The Difference Between Owners and Lenders Title Policies
The Difference Between Owners and Lenders Title Policies
If you’re buying a new home, you’ve probably heard of title policies. But what exactly are they? And what is the difference between an owners policy and a lenders policy? Let’s break down the two policies to help you better understand the process.
Owners Title Policy
An owners title policy is typically purchased by the buyer of a property. This title policy protects the owner from any title defects that may exist in the property. It also covers things like liens, encumbrances, unknown heirs, and other issues that could cause problems at closing.
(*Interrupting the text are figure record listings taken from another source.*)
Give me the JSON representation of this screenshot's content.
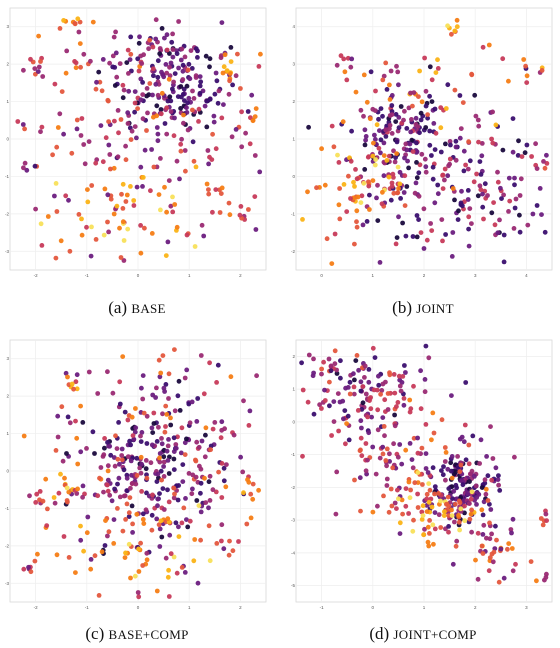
{
  "captions": [
    {
      "tag": "(a)",
      "name": "BASE"
    },
    {
      "tag": "(b)",
      "name": "JOINT"
    },
    {
      "tag": "(c)",
      "name": "BASE+COMP"
    },
    {
      "tag": "(d)",
      "name": "JOINT+COMP"
    }
  ],
  "chart_data": [
    {
      "type": "scatter",
      "title": "(a) BASE",
      "colormap": "inferno",
      "colors": [
        "#1a0a3d",
        "#3b0f6f",
        "#6b1d80",
        "#9a2a73",
        "#c73a5a",
        "#e4573d",
        "#f57d15",
        "#fbb316",
        "#f8e05a"
      ],
      "xlim": [
        -2.5,
        2.5
      ],
      "ylim": [
        -3,
        3
      ],
      "grid": true,
      "xticks": [
        "-2",
        "-1",
        "0",
        "1",
        "2"
      ],
      "yticks": [
        "-3",
        "-2",
        "-1",
        "0",
        "1",
        "2",
        "3"
      ],
      "layout_seed": 11,
      "clusters": [
        {
          "cx": 0.62,
          "cy": 0.3,
          "sx": 0.13,
          "sy": 0.12,
          "n": 220,
          "c": [
            0.0,
            0.45
          ]
        },
        {
          "cx": 0.52,
          "cy": 0.52,
          "sx": 0.28,
          "sy": 0.28,
          "n": 190,
          "c": [
            0.25,
            0.75
          ]
        },
        {
          "cx": 0.45,
          "cy": 0.78,
          "sx": 0.18,
          "sy": 0.1,
          "n": 45,
          "c": [
            0.55,
            1.0
          ]
        },
        {
          "cx": 0.24,
          "cy": 0.06,
          "sx": 0.03,
          "sy": 0.02,
          "n": 8,
          "c": [
            0.6,
            1.0
          ]
        },
        {
          "cx": 0.1,
          "cy": 0.22,
          "sx": 0.02,
          "sy": 0.02,
          "n": 7,
          "c": [
            0.2,
            0.6
          ]
        },
        {
          "cx": 0.07,
          "cy": 0.62,
          "sx": 0.015,
          "sy": 0.015,
          "n": 4,
          "c": [
            0.1,
            0.5
          ]
        },
        {
          "cx": 0.91,
          "cy": 0.77,
          "sx": 0.015,
          "sy": 0.02,
          "n": 6,
          "c": [
            0.4,
            0.7
          ]
        },
        {
          "cx": 0.86,
          "cy": 0.24,
          "sx": 0.03,
          "sy": 0.03,
          "n": 8,
          "c": [
            0.6,
            1.0
          ]
        },
        {
          "cx": 0.95,
          "cy": 0.4,
          "sx": 0.02,
          "sy": 0.03,
          "n": 5,
          "c": [
            0.5,
            0.9
          ]
        }
      ]
    },
    {
      "type": "scatter",
      "title": "(b) JOINT",
      "colormap": "inferno",
      "colors": [
        "#1a0a3d",
        "#3b0f6f",
        "#6b1d80",
        "#9a2a73",
        "#c73a5a",
        "#e4573d",
        "#f57d15",
        "#fbb316",
        "#f8e05a"
      ],
      "xlim": [
        -1,
        4
      ],
      "ylim": [
        -3,
        4
      ],
      "grid": true,
      "xticks": [
        "0",
        "1",
        "2",
        "3",
        "4"
      ],
      "yticks": [
        "-2",
        "-1",
        "0",
        "1",
        "2",
        "3",
        "4"
      ],
      "layout_seed": 23,
      "clusters": [
        {
          "cx": 0.4,
          "cy": 0.48,
          "sx": 0.1,
          "sy": 0.09,
          "n": 140,
          "c": [
            0.0,
            0.5
          ]
        },
        {
          "cx": 0.68,
          "cy": 0.68,
          "sx": 0.22,
          "sy": 0.16,
          "n": 200,
          "c": [
            0.0,
            0.55
          ]
        },
        {
          "cx": 0.27,
          "cy": 0.68,
          "sx": 0.1,
          "sy": 0.1,
          "n": 70,
          "c": [
            0.45,
            1.0
          ]
        },
        {
          "cx": 0.5,
          "cy": 0.3,
          "sx": 0.16,
          "sy": 0.12,
          "n": 45,
          "c": [
            0.35,
            0.9
          ]
        },
        {
          "cx": 0.62,
          "cy": 0.06,
          "sx": 0.02,
          "sy": 0.02,
          "n": 6,
          "c": [
            0.6,
            1.0
          ]
        },
        {
          "cx": 0.18,
          "cy": 0.2,
          "sx": 0.02,
          "sy": 0.02,
          "n": 6,
          "c": [
            0.2,
            0.6
          ]
        },
        {
          "cx": 0.9,
          "cy": 0.24,
          "sx": 0.04,
          "sy": 0.03,
          "n": 7,
          "c": [
            0.5,
            1.0
          ]
        },
        {
          "cx": 0.95,
          "cy": 0.58,
          "sx": 0.02,
          "sy": 0.05,
          "n": 8,
          "c": [
            0.2,
            0.7
          ]
        }
      ]
    },
    {
      "type": "scatter",
      "title": "(c) BASE+COMP",
      "colormap": "inferno",
      "colors": [
        "#1a0a3d",
        "#3b0f6f",
        "#6b1d80",
        "#9a2a73",
        "#c73a5a",
        "#e4573d",
        "#f57d15",
        "#fbb316",
        "#f8e05a"
      ],
      "xlim": [
        -3,
        3
      ],
      "ylim": [
        -3,
        3
      ],
      "grid": true,
      "xticks": [
        "-2",
        "-1",
        "0",
        "1",
        "2"
      ],
      "yticks": [
        "-3",
        "-2",
        "-1",
        "0",
        "1",
        "2",
        "3"
      ],
      "layout_seed": 37,
      "clusters": [
        {
          "cx": 0.56,
          "cy": 0.48,
          "sx": 0.14,
          "sy": 0.14,
          "n": 230,
          "c": [
            0.0,
            0.45
          ]
        },
        {
          "cx": 0.56,
          "cy": 0.52,
          "sx": 0.28,
          "sy": 0.28,
          "n": 200,
          "c": [
            0.25,
            0.8
          ]
        },
        {
          "cx": 0.5,
          "cy": 0.8,
          "sx": 0.18,
          "sy": 0.09,
          "n": 45,
          "c": [
            0.55,
            1.0
          ]
        },
        {
          "cx": 0.22,
          "cy": 0.56,
          "sx": 0.03,
          "sy": 0.04,
          "n": 12,
          "c": [
            0.55,
            1.0
          ]
        },
        {
          "cx": 0.12,
          "cy": 0.6,
          "sx": 0.02,
          "sy": 0.03,
          "n": 8,
          "c": [
            0.3,
            0.7
          ]
        },
        {
          "cx": 0.07,
          "cy": 0.87,
          "sx": 0.02,
          "sy": 0.01,
          "n": 6,
          "c": [
            0.2,
            0.7
          ]
        },
        {
          "cx": 0.24,
          "cy": 0.17,
          "sx": 0.02,
          "sy": 0.02,
          "n": 7,
          "c": [
            0.4,
            0.9
          ]
        },
        {
          "cx": 0.93,
          "cy": 0.58,
          "sx": 0.02,
          "sy": 0.03,
          "n": 5,
          "c": [
            0.5,
            1.0
          ]
        }
      ]
    },
    {
      "type": "scatter",
      "title": "(d) JOINT+COMP",
      "colormap": "inferno",
      "colors": [
        "#1a0a3d",
        "#3b0f6f",
        "#6b1d80",
        "#9a2a73",
        "#c73a5a",
        "#e4573d",
        "#f57d15",
        "#fbb316",
        "#f8e05a"
      ],
      "xlim": [
        -2,
        3
      ],
      "ylim": [
        -6,
        3
      ],
      "grid": true,
      "xticks": [
        "-1",
        "0",
        "1",
        "2",
        "3"
      ],
      "yticks": [
        "-5",
        "-4",
        "-3",
        "-2",
        "-1",
        "0",
        "1",
        "2"
      ],
      "layout_seed": 51,
      "clusters": [
        {
          "cx": 0.66,
          "cy": 0.57,
          "sx": 0.07,
          "sy": 0.07,
          "n": 160,
          "c": [
            0.0,
            0.4
          ]
        },
        {
          "cx": 0.28,
          "cy": 0.2,
          "sx": 0.12,
          "sy": 0.09,
          "n": 130,
          "c": [
            0.05,
            0.6
          ]
        },
        {
          "cx": 0.45,
          "cy": 0.45,
          "sx": 0.14,
          "sy": 0.12,
          "n": 110,
          "c": [
            0.2,
            0.75
          ]
        },
        {
          "cx": 0.57,
          "cy": 0.65,
          "sx": 0.1,
          "sy": 0.07,
          "n": 70,
          "c": [
            0.45,
            1.0
          ]
        },
        {
          "cx": 0.8,
          "cy": 0.78,
          "sx": 0.07,
          "sy": 0.06,
          "n": 35,
          "c": [
            0.2,
            0.8
          ]
        },
        {
          "cx": 0.96,
          "cy": 0.68,
          "sx": 0.015,
          "sy": 0.02,
          "n": 6,
          "c": [
            0.3,
            0.7
          ]
        },
        {
          "cx": 0.96,
          "cy": 0.9,
          "sx": 0.015,
          "sy": 0.01,
          "n": 5,
          "c": [
            0.3,
            0.7
          ]
        },
        {
          "cx": 0.12,
          "cy": 0.1,
          "sx": 0.04,
          "sy": 0.03,
          "n": 14,
          "c": [
            0.1,
            0.6
          ]
        }
      ]
    }
  ]
}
An owners title policy will cover your legal fees if there is a dispute over ownership of your property.
Lenders Title Policy
A lenders title policy is usually purchased by either the seller or lender of the property. This type of title policy protects them from any issues related to ownership or liens that could arise during or after closing. It also helps ensure that no one else can claim legal ownership of your home after it has been sold and closed on. A lenders title policy does not protect you as the buyer, so you should still purchase an owners title policy to make sure you are covered in case any issues arise with your purchase.
Conclusion:
Title policies are important documents when purchasing a home because they provide protection against potential errors or issues with ownership rights that could arise during or after closing. There are two types of title policies—an owners title policy and a lenders title policy—and it's important to understand the difference between them in order to be fully protected when buying a house. An owners title policy helps protect you as the buyer while a lenders title policy helps protect either the lender or seller from any potential disputes related to ownership rights after closing on your home purchase. Make sure to get both policies if you’re purchasing a new home!